When appraising and evaluating a site it will become apparent at an early stage whether the property is affected by restrictive covenants. In some instances defective title insurance will be available, and in others a release or waiver of the covenants may be negotiated. A third option (though one which is not by any means always successful – see my earlier blog) is to apply to the Lands Tribunal to have the covenants discharged or modified by relying upon the statutory grounds set out in the Law of Property Act 1925.
The recent Lands Tribunal case of Re Brainshaugh House concerned restrictive covenants imposed for the benefit of an individual, his family and descendants, but significantly (and unusually) not for any other successors in title.
The majority of the land benefitting from the covenants was sold leaving only two small sections of the estate within the ownership of the family. The Lands Tribunal held that there had, as a result of the disposals, been a material change of circumstances (being one of the specified statutory grounds) and the covenants were either discharged or modified as a result.

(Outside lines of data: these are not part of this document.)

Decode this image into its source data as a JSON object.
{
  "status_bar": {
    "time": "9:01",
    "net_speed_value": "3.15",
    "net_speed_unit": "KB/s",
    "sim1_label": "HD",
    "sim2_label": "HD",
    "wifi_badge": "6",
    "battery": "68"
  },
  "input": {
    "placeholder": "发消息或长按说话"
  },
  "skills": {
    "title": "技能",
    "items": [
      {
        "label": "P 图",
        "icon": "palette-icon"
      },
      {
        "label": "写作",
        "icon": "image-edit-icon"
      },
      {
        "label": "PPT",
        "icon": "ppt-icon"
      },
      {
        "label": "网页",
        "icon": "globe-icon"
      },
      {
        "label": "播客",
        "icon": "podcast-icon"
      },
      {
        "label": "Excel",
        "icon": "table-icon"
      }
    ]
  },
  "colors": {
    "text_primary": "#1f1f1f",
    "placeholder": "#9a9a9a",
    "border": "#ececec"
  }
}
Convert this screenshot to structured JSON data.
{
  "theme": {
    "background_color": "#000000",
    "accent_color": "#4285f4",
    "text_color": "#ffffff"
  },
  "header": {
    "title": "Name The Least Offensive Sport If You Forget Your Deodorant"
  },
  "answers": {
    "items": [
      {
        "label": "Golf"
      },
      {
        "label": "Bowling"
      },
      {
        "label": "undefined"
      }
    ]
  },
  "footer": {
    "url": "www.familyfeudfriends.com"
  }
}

This case is interesting from a legal perspective in that the “other circumstances” ground had been thought to refer only to physical circumstances and not a change in legal status (i.e. the disposal of the majority of the land with the benefit of the restrictive covenants). The case also serves as a reminder of the commercial imperative to “unlock” development sites which cannot come forward for development without existing restrictive covenants being modified or discharged. In the current climate, where obtaining Planning Consents for the redevelopment of land becomes ever more challenging, it seems likely that sites which are, in all other respects, suitable for development but for the existence of restrictive covenants, may well give rise to further applications to the Lands Tribunal.